I've never cared about wedge angle (I also haven't done much with axisymmetric problems), but I believe it should be 5 degrees, and can be checked with checkMesh. From my quick googling, apparently it's configurable in extrudePatchDict .
OK, looks like I'll have to delve into OpenFOAM proper. I've been avoiding that, instead exposing myself only to the SimFlow front end. As far as I can tell, SimFlow doesn't tell you the wedge angle or let you adjust it, but it does show you a 3D view of the mesh you're setting up.

As far as the area used for force calculations:
Should be the whole wetted area of the object, though as I said, I haven't done much axisymmetric stuff
In that case, the drag coefficient is way too small. OpenFOAM is giving me 0.001 and I know it should be somewhere between 0.1 and 0.2. It's been consistently giving me unreasonably low numbers for drag coefficients for several different geometries I've run, some with a box mesh rather than a wedge mesh.
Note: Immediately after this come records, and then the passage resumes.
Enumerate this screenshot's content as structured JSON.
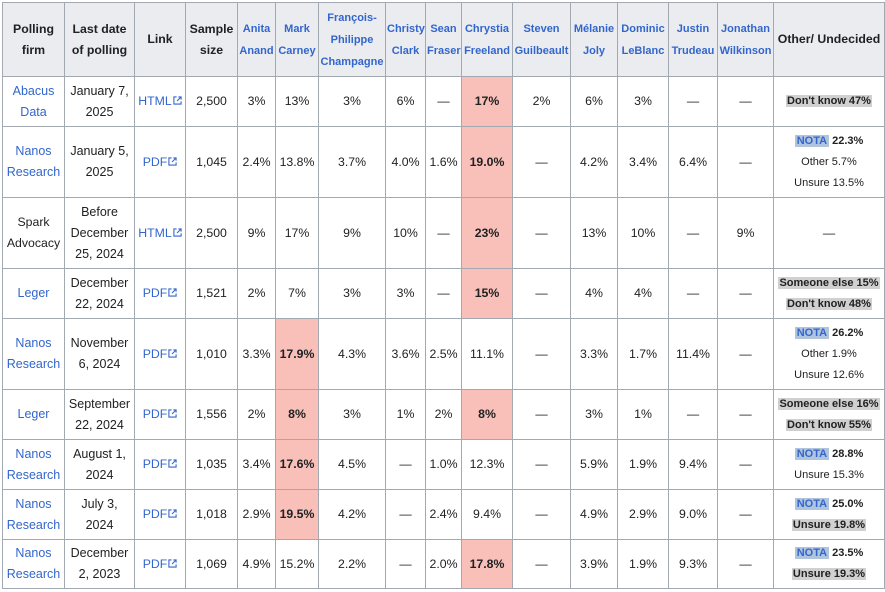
{
  "headers": {
    "firm": "Polling firm",
    "date": "Last date of polling",
    "link": "Link",
    "sample": "Sample size",
    "other": "Other/ Undecided",
    "candidates": [
      "Anita Anand",
      "Mark Carney",
      "François-Philippe Champagne",
      "Christy Clark",
      "Sean Fraser",
      "Chrystia Freeland",
      "Steven Guilbeault",
      "Mélanie Joly",
      "Dominic LeBlanc",
      "Justin Trudeau",
      "Jonathan Wilkinson"
    ]
  },
  "colors": {
    "highlight": "#f9c0b9",
    "header": "#eaecf0",
    "link": "#3366cc",
    "border": "#a2a9b1",
    "nota_bg": "#b0c4de",
    "grey_bg": "#d0d0d0"
  },
  "icons": {
    "external_link": "external-link-icon"
  },
  "rows": [
    {
      "firm": "Abacus Data",
      "firm_link": true,
      "date": "January 7, 2025",
      "link": "HTML",
      "sample": "2,500",
      "values": [
        "3%",
        "13%",
        "3%",
        "6%",
        "—",
        "17%",
        "2%",
        "6%",
        "3%",
        "—",
        "—"
      ],
      "hi": [
        5
      ],
      "other": [
        {
          "text": "Don't know 47%",
          "style": "grey-bold"
        }
      ]
    },
    {
      "firm": "Nanos Research",
      "firm_link": true,
      "date": "January 5, 2025",
      "link": "PDF",
      "sample": "1,045",
      "values": [
        "2.4%",
        "13.8%",
        "3.7%",
        "4.0%",
        "1.6%",
        "19.0%",
        "—",
        "4.2%",
        "3.4%",
        "6.4%",
        "—"
      ],
      "hi": [
        5
      ],
      "other": [
        {
          "label": "NOTA",
          "value": "22.3%",
          "style": "nota"
        },
        {
          "text": "Other 5.7%",
          "style": "plain"
        },
        {
          "text": "Unsure 13.5%",
          "style": "plain"
        }
      ]
    },
    {
      "firm": "Spark Advocacy",
      "firm_link": false,
      "date": "Before December 25, 2024",
      "link": "HTML",
      "sample": "2,500",
      "values": [
        "9%",
        "17%",
        "9%",
        "10%",
        "—",
        "23%",
        "—",
        "13%",
        "10%",
        "—",
        "9%"
      ],
      "hi": [
        5
      ],
      "other": [
        {
          "text": "—",
          "style": "plain-big"
        }
      ]
    },
    {
      "firm": "Leger",
      "firm_link": true,
      "date": "December 22, 2024",
      "link": "PDF",
      "sample": "1,521",
      "values": [
        "2%",
        "7%",
        "3%",
        "3%",
        "—",
        "15%",
        "—",
        "4%",
        "4%",
        "—",
        "—"
      ],
      "hi": [
        5
      ],
      "other": [
        {
          "text": "Someone else 15%",
          "style": "grey-bold"
        },
        {
          "text": "Don't know 48%",
          "style": "grey-bold"
        }
      ]
    },
    {
      "firm": "Nanos Research",
      "firm_link": true,
      "date": "November 6, 2024",
      "link": "PDF",
      "sample": "1,010",
      "values": [
        "3.3%",
        "17.9%",
        "4.3%",
        "3.6%",
        "2.5%",
        "11.1%",
        "—",
        "3.3%",
        "1.7%",
        "11.4%",
        "—"
      ],
      "hi": [
        1
      ],
      "other": [
        {
          "label": "NOTA",
          "value": "26.2%",
          "style": "nota"
        },
        {
          "text": "Other 1.9%",
          "style": "plain"
        },
        {
          "text": "Unsure 12.6%",
          "style": "plain"
        }
      ]
    },
    {
      "firm": "Leger",
      "firm_link": true,
      "date": "September 22, 2024",
      "link": "PDF",
      "sample": "1,556",
      "values": [
        "2%",
        "8%",
        "3%",
        "1%",
        "2%",
        "8%",
        "—",
        "3%",
        "1%",
        "—",
        "—"
      ],
      "hi": [
        1,
        5
      ],
      "other": [
        {
          "text": "Someone else 16%",
          "style": "grey-bold"
        },
        {
          "text": "Don't know 55%",
          "style": "grey-bold"
        }
      ]
    },
    {
      "firm": "Nanos Research",
      "firm_link": true,
      "date": "August 1, 2024",
      "link": "PDF",
      "sample": "1,035",
      "values": [
        "3.4%",
        "17.6%",
        "4.5%",
        "—",
        "1.0%",
        "12.3%",
        "—",
        "5.9%",
        "1.9%",
        "9.4%",
        "—"
      ],
      "hi": [
        1
      ],
      "other": [
        {
          "label": "NOTA",
          "value": "28.8%",
          "style": "nota"
        },
        {
          "text": "Unsure 15.3%",
          "style": "plain"
        }
      ]
    },
    {
      "firm": "Nanos Research",
      "firm_link": true,
      "date": "July 3, 2024",
      "link": "PDF",
      "sample": "1,018",
      "values": [
        "2.9%",
        "19.5%",
        "4.2%",
        "—",
        "2.4%",
        "9.4%",
        "—",
        "4.9%",
        "2.9%",
        "9.0%",
        "—"
      ],
      "hi": [
        1
      ],
      "other": [
        {
          "label": "NOTA",
          "value": "25.0%",
          "style": "nota"
        },
        {
          "text": "Unsure 19.8%",
          "style": "grey-bold"
        }
      ]
    },
    {
      "firm": "Nanos Research",
      "firm_link": true,
      "date": "December 2, 2023",
      "link": "PDF",
      "sample": "1,069",
      "values": [
        "4.9%",
        "15.2%",
        "2.2%",
        "—",
        "2.0%",
        "17.8%",
        "—",
        "3.9%",
        "1.9%",
        "9.3%",
        "—"
      ],
      "hi": [
        5
      ],
      "other": [
        {
          "label": "NOTA",
          "value": "23.5%",
          "style": "nota"
        },
        {
          "text": "Unsure 19.3%",
          "style": "grey-bold"
        }
      ]
    }
  ]
}
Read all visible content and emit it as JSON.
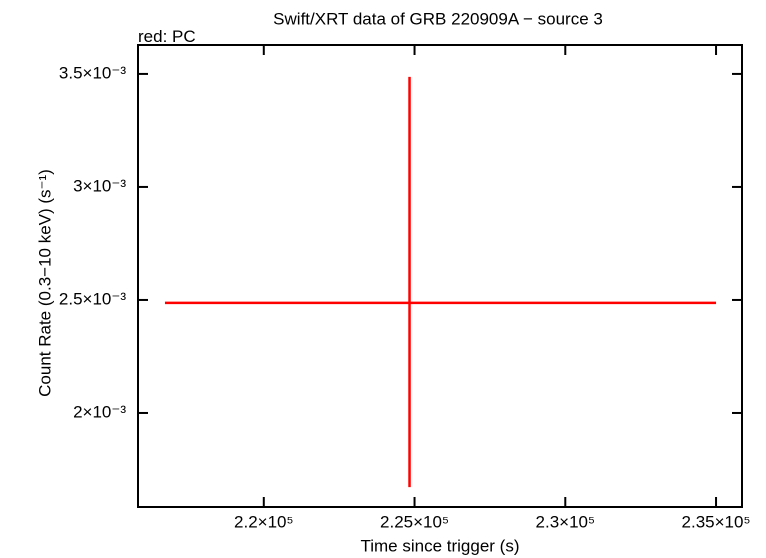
{
  "chart_data": {
    "type": "errorbar",
    "title": "Swift/XRT data of GRB 220909A − source 3",
    "subtitle": "red: PC",
    "x_label": "Time since trigger (s)",
    "y_label": "Count Rate (0.3−10 keV) (s⁻¹)",
    "series": [
      {
        "name": "PC",
        "color": "#ff0000",
        "x": [
          224834
        ],
        "values": [
          0.002487
        ],
        "xerr_minus": [
          8112
        ],
        "xerr_plus": [
          10166
        ],
        "yerr_minus": [
          0.000815
        ],
        "yerr_plus": [
          0.001
        ]
      }
    ],
    "xlim": [
      215828,
      235861
    ],
    "xticks": [
      {
        "value": 220000,
        "label": "2.2×10⁵"
      },
      {
        "value": 225000,
        "label": "2.25×10⁵"
      },
      {
        "value": 230000,
        "label": "2.3×10⁵"
      },
      {
        "value": 235000,
        "label": "2.35×10⁵"
      }
    ],
    "ylim": [
      0.001584,
      0.003628
    ],
    "yticks": [
      {
        "value": 0.002,
        "label": "2×10⁻³"
      },
      {
        "value": 0.0025,
        "label": "2.5×10⁻³"
      },
      {
        "value": 0.003,
        "label": "3×10⁻³"
      },
      {
        "value": 0.0035,
        "label": "3.5×10⁻³"
      }
    ]
  }
}
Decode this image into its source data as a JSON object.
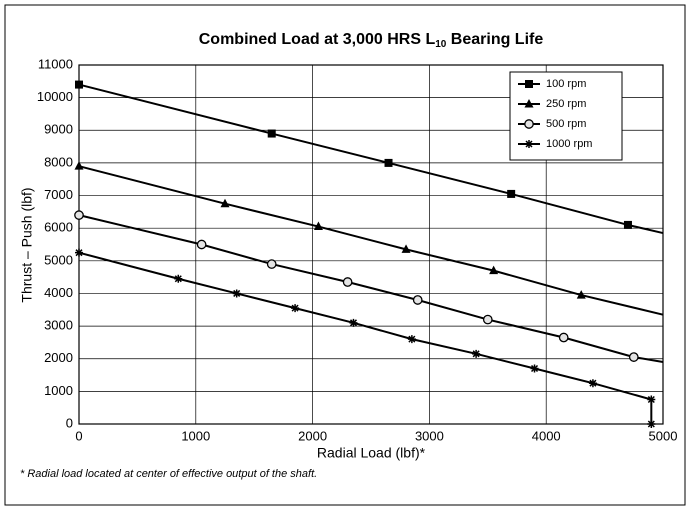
{
  "chart_data": {
    "type": "line",
    "title": "Combined Load at 3,000 HRS L",
    "title_subscript": "10",
    "title_suffix": " Bearing Life",
    "x_label": "Radial Load (lbf)*",
    "y_label": "Thrust – Push (lbf)",
    "footnote": "* Radial load located at center of effective output of the shaft.",
    "xlim": [
      0,
      5000
    ],
    "xticks": [
      0,
      1000,
      2000,
      3000,
      4000,
      5000
    ],
    "ylim": [
      0,
      11000
    ],
    "yticks": [
      0,
      1000,
      2000,
      3000,
      4000,
      5000,
      6000,
      7000,
      8000,
      9000,
      10000,
      11000
    ],
    "grid": true,
    "legend": "top-right",
    "series": [
      {
        "name": "100 rpm",
        "color": "#000000",
        "marker": "square",
        "x": [
          0,
          1650,
          2650,
          3700,
          4700
        ],
        "values": [
          10400,
          8900,
          8000,
          7050,
          6100
        ],
        "line_end": {
          "x": 5000,
          "value": 5850
        }
      },
      {
        "name": "250 rpm",
        "color": "#000000",
        "marker": "triangle",
        "x": [
          0,
          1250,
          2050,
          2800,
          3550,
          4300
        ],
        "values": [
          7900,
          6750,
          6050,
          5350,
          4700,
          3950
        ],
        "line_end": {
          "x": 5000,
          "value": 3350
        }
      },
      {
        "name": "500 rpm",
        "color": "#000000",
        "marker": "circle",
        "x": [
          0,
          1050,
          1650,
          2300,
          2900,
          3500,
          4150,
          4750
        ],
        "values": [
          6400,
          5500,
          4900,
          4350,
          3800,
          3200,
          2650,
          2050
        ],
        "line_end": {
          "x": 5000,
          "value": 1900
        }
      },
      {
        "name": "1000 rpm",
        "color": "#000000",
        "marker": "star",
        "x": [
          0,
          850,
          1350,
          1850,
          2350,
          2850,
          3400,
          3900,
          4400,
          4900,
          4900
        ],
        "values": [
          5250,
          4450,
          4000,
          3550,
          3100,
          2600,
          2150,
          1700,
          1250,
          750,
          0
        ]
      }
    ]
  }
}
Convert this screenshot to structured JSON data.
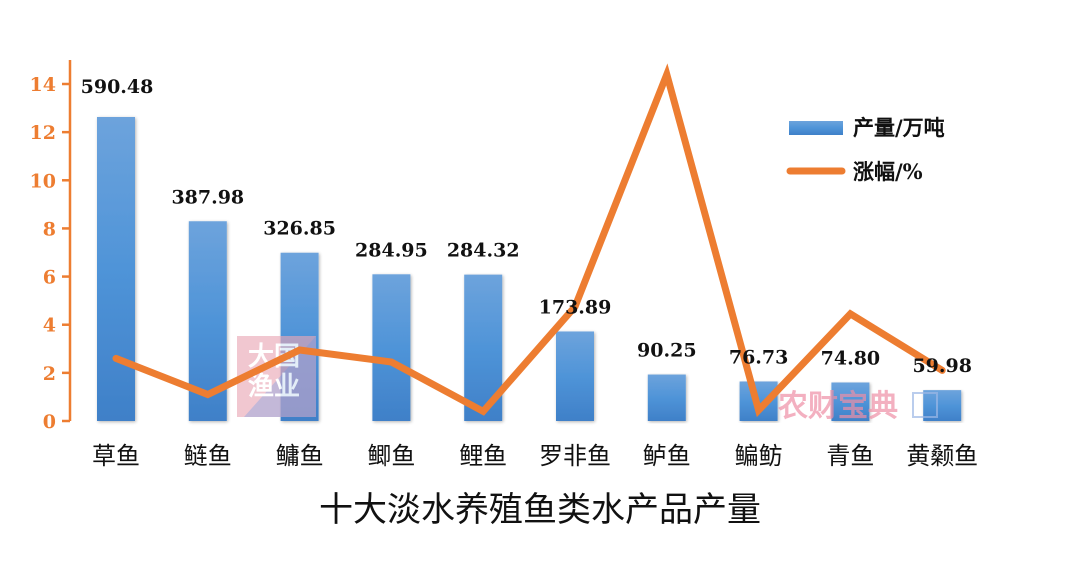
{
  "chart_data": {
    "type": "bar+line",
    "title": "十大淡水养殖鱼类水产品产量",
    "categories": [
      "草鱼",
      "鲢鱼",
      "鳙鱼",
      "鲫鱼",
      "鲤鱼",
      "罗非鱼",
      "鲈鱼",
      "鳊鲂",
      "青鱼",
      "黄颡鱼"
    ],
    "series": [
      {
        "name": "产量/万吨",
        "type": "bar",
        "color": "#4A8ED6",
        "values": [
          590.48,
          387.98,
          326.85,
          284.95,
          284.32,
          173.89,
          90.25,
          76.73,
          74.8,
          59.98
        ],
        "labels": [
          "590.48",
          "387.98",
          "326.85",
          "284.95",
          "284.32",
          "173.89",
          "90.25",
          "76.73",
          "74.80",
          "59.98"
        ]
      },
      {
        "name": "涨幅/%",
        "type": "line",
        "color": "#ED7D31",
        "values": [
          2.6,
          1.1,
          2.95,
          2.45,
          0.4,
          4.75,
          14.4,
          0.45,
          4.45,
          2.1
        ]
      }
    ],
    "y_axis": {
      "ticks": [
        "0",
        "2",
        "4",
        "6",
        "8",
        "10",
        "12",
        "14"
      ],
      "ylim": [
        0,
        14
      ],
      "color": "#ED7D31",
      "applies_to": "涨幅/%"
    },
    "xlabel": "",
    "ylabel": "",
    "grid": false,
    "legend_position": "top-right"
  },
  "watermarks": {
    "left": {
      "line1": "大国",
      "line2": "渔业"
    },
    "right": {
      "text": "农财宝典"
    }
  }
}
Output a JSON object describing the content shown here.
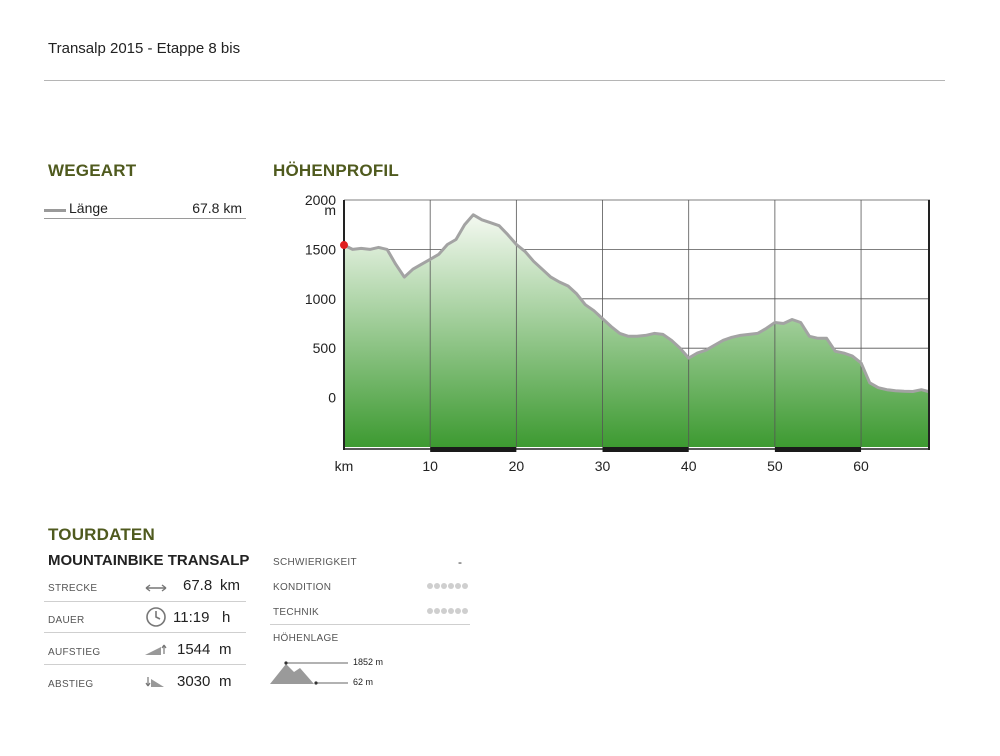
{
  "page": {
    "title": "Transalp 2015 - Etappe 8 bis"
  },
  "wegeart": {
    "heading": "WEGEART",
    "legend": [
      {
        "label": "Länge",
        "value": "67.8 km",
        "color": "#9a9a9a"
      }
    ]
  },
  "hoehenprofil": {
    "heading": "HÖHENPROFIL"
  },
  "chart_data": {
    "type": "area",
    "title": "HÖHENPROFIL",
    "ylabel": "m",
    "xlabel": "km",
    "xlim": [
      0,
      68
    ],
    "ylim": [
      -500,
      2000
    ],
    "yticks": [
      2000,
      1500,
      1000,
      500,
      0
    ],
    "ytick_labels": [
      "2000",
      "1500",
      "1000",
      "500",
      "0"
    ],
    "xticks": [
      10,
      20,
      30,
      40,
      50,
      60
    ],
    "xtick_labels": [
      "10",
      "20",
      "30",
      "40",
      "50",
      "60"
    ],
    "grid": true,
    "colors": {
      "line": "#a3a3a3",
      "fill_top": "#f4f9f1",
      "fill_bottom": "#3d9a31",
      "start_marker": "#e02020",
      "axis": "#222222"
    },
    "series": [
      {
        "x": [
          0,
          1,
          2,
          3,
          4,
          5,
          6,
          7,
          8,
          9,
          10,
          11,
          12,
          13,
          14,
          15,
          16,
          17,
          18,
          19,
          20,
          21,
          22,
          23,
          24,
          25,
          26,
          27,
          28,
          29,
          30,
          31,
          32,
          33,
          34,
          35,
          36,
          37,
          38,
          39,
          40,
          41,
          42,
          43,
          44,
          45,
          46,
          47,
          48,
          49,
          50,
          51,
          52,
          53,
          54,
          55,
          56,
          57,
          58,
          59,
          60,
          61,
          62,
          63,
          64,
          65,
          66,
          67,
          67.8
        ],
        "y": [
          1544,
          1500,
          1510,
          1500,
          1520,
          1500,
          1350,
          1220,
          1300,
          1350,
          1400,
          1450,
          1550,
          1600,
          1750,
          1850,
          1800,
          1770,
          1740,
          1650,
          1550,
          1480,
          1380,
          1300,
          1220,
          1170,
          1130,
          1050,
          940,
          880,
          800,
          720,
          650,
          620,
          620,
          630,
          650,
          640,
          580,
          500,
          400,
          450,
          480,
          530,
          580,
          610,
          630,
          640,
          650,
          700,
          760,
          750,
          790,
          760,
          620,
          600,
          600,
          470,
          450,
          420,
          350,
          150,
          100,
          80,
          70,
          65,
          62,
          80,
          62
        ]
      }
    ]
  },
  "tourdaten": {
    "heading": "TOURDATEN",
    "subtitle": "MOUNTAINBIKE TRANSALP",
    "stats": [
      {
        "label": "STRECKE",
        "icon": "distance-arrows-icon",
        "value": "67.8",
        "unit": "km"
      },
      {
        "label": "DAUER",
        "icon": "clock-icon",
        "value": "11:19",
        "unit": "h"
      },
      {
        "label": "AUFSTIEG",
        "icon": "ascent-icon",
        "value": "1544",
        "unit": "m"
      },
      {
        "label": "ABSTIEG",
        "icon": "descent-icon",
        "value": "3030",
        "unit": "m"
      }
    ],
    "details": [
      {
        "label": "SCHWIERIGKEIT",
        "value": "-"
      },
      {
        "label": "KONDITION",
        "rating": 0,
        "max": 6
      },
      {
        "label": "TECHNIK",
        "rating": 0,
        "max": 6
      }
    ],
    "hoehenlage": {
      "label": "HÖHENLAGE",
      "max": "1852 m",
      "min": "62 m"
    }
  }
}
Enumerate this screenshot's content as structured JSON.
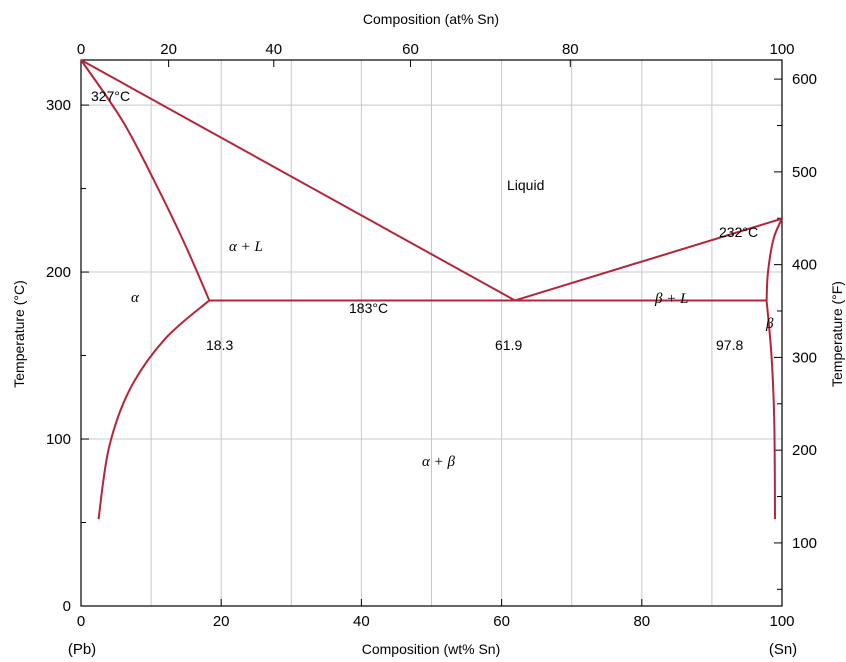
{
  "chart_data": {
    "type": "line",
    "title": "",
    "top_axis": {
      "label": "Composition (at% Sn)",
      "ticks": [
        "0",
        "20",
        "40",
        "60",
        "80",
        "100"
      ],
      "tick_positions_wt": [
        0,
        12.5,
        27.5,
        47.0,
        69.8,
        100
      ]
    },
    "bottom_axis": {
      "label": "Composition (wt% Sn)",
      "range": [
        0,
        100
      ],
      "ticks": [
        "0",
        "20",
        "40",
        "60",
        "80",
        "100"
      ],
      "gridlines": [
        10,
        20,
        30,
        40,
        50,
        60,
        70,
        80,
        90
      ],
      "left_end_label": "(Pb)",
      "right_end_label": "(Sn)"
    },
    "left_axis": {
      "label": "Temperature (°C)",
      "range": [
        0,
        327
      ],
      "ticks": [
        "0",
        "100",
        "200",
        "300"
      ],
      "minor": [
        50,
        150,
        250
      ],
      "gridlines": [
        100,
        200,
        300
      ]
    },
    "right_axis": {
      "label": "Temperature (°F)",
      "ticks": [
        "100",
        "200",
        "300",
        "400",
        "500",
        "600"
      ]
    },
    "annotations": {
      "pb_melt": "327°C",
      "sn_melt": "232°C",
      "eutectic_temp": "183°C",
      "alpha_limit": "18.3",
      "eutectic_comp": "61.9",
      "beta_limit": "97.8",
      "liquid": "Liquid",
      "alpha": "α",
      "alpha_L": "α + L",
      "beta_L": "β + L",
      "beta": "β",
      "alpha_beta": "α + β"
    },
    "series": [
      {
        "points": [
          [
            0,
            327
          ],
          [
            61.9,
            183
          ]
        ]
      },
      {
        "points": [
          [
            61.9,
            183
          ],
          [
            100,
            232
          ]
        ]
      },
      {
        "points": [
          [
            0,
            327
          ],
          [
            6,
            290
          ],
          [
            11,
            250
          ],
          [
            15,
            215
          ],
          [
            18.3,
            183
          ]
        ]
      },
      {
        "points": [
          [
            18.3,
            183
          ],
          [
            12,
            160
          ],
          [
            7,
            130
          ],
          [
            4,
            95
          ],
          [
            2.5,
            52
          ]
        ]
      },
      {
        "points": [
          [
            18.3,
            183
          ],
          [
            97.8,
            183
          ]
        ]
      },
      {
        "points": [
          [
            100,
            232
          ],
          [
            98.8,
            220
          ],
          [
            98,
            200
          ],
          [
            97.8,
            183
          ]
        ]
      },
      {
        "points": [
          [
            97.8,
            183
          ],
          [
            98.5,
            150
          ],
          [
            98.9,
            110
          ],
          [
            99,
            52
          ]
        ]
      }
    ]
  }
}
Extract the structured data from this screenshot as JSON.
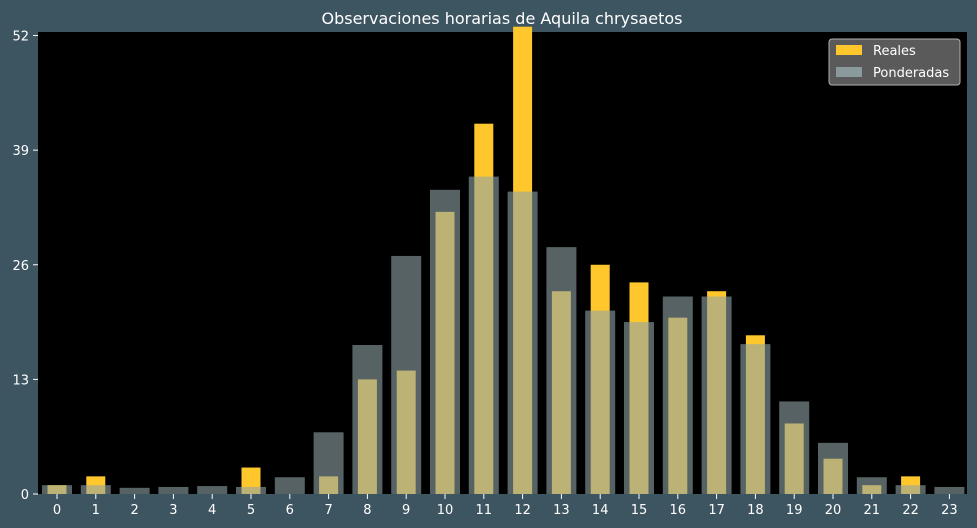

Which parameters were you messing with, and which ones are you curious about?
Well, all of them. The initial condition U with three components seemed obviously velocity in the x,y,z directions, so I set them as my initial flow velocity. The other three, p, k, ##\omega##, and vt default to 0, 1, 1, 1 respectively, and I have fiddled with those randomly and got a solution to converge but didn't know what I was doing.

With respect to not seeing turbulence in the flow lines:
What turbulence model are you using, and what's your reynolds number? I would expect some turbulence in the object's wake, so it's surprising if you aren't seeing that.
I'm using RANS modeling k-##\omega## SST, because that's what this SimFlow tutorial suggested using. I looked up the different turbulence models available and agreed it was appropriate for my needs.

The Reynolds number is about 2,000,000. It's a water rocket body (picture attached), made from a 2-liter Coke bottle with a nose cone, the whole thing being about 0.4 m in length traveling at 77 m/s through air at 300°K (kinematic viscosity of air is about 1.57e-5 m2/s).

I see smooth laminar flow, although now I see there are a couple of small whorls close to the bottle opening (nozzle) end. I had to position the ParaView initial flow line in exactly the right place at the nozzle to see these. But I would expect separation at the shoulder of the bottle. I attached a picture of the nozzle end flow lines.

I fully admit I don't really know what I am doing. After struggling with this for 2 weeks I was ecstatic that I finally got any result at all... I just now question the results, or more accurately, the steps I took to get them.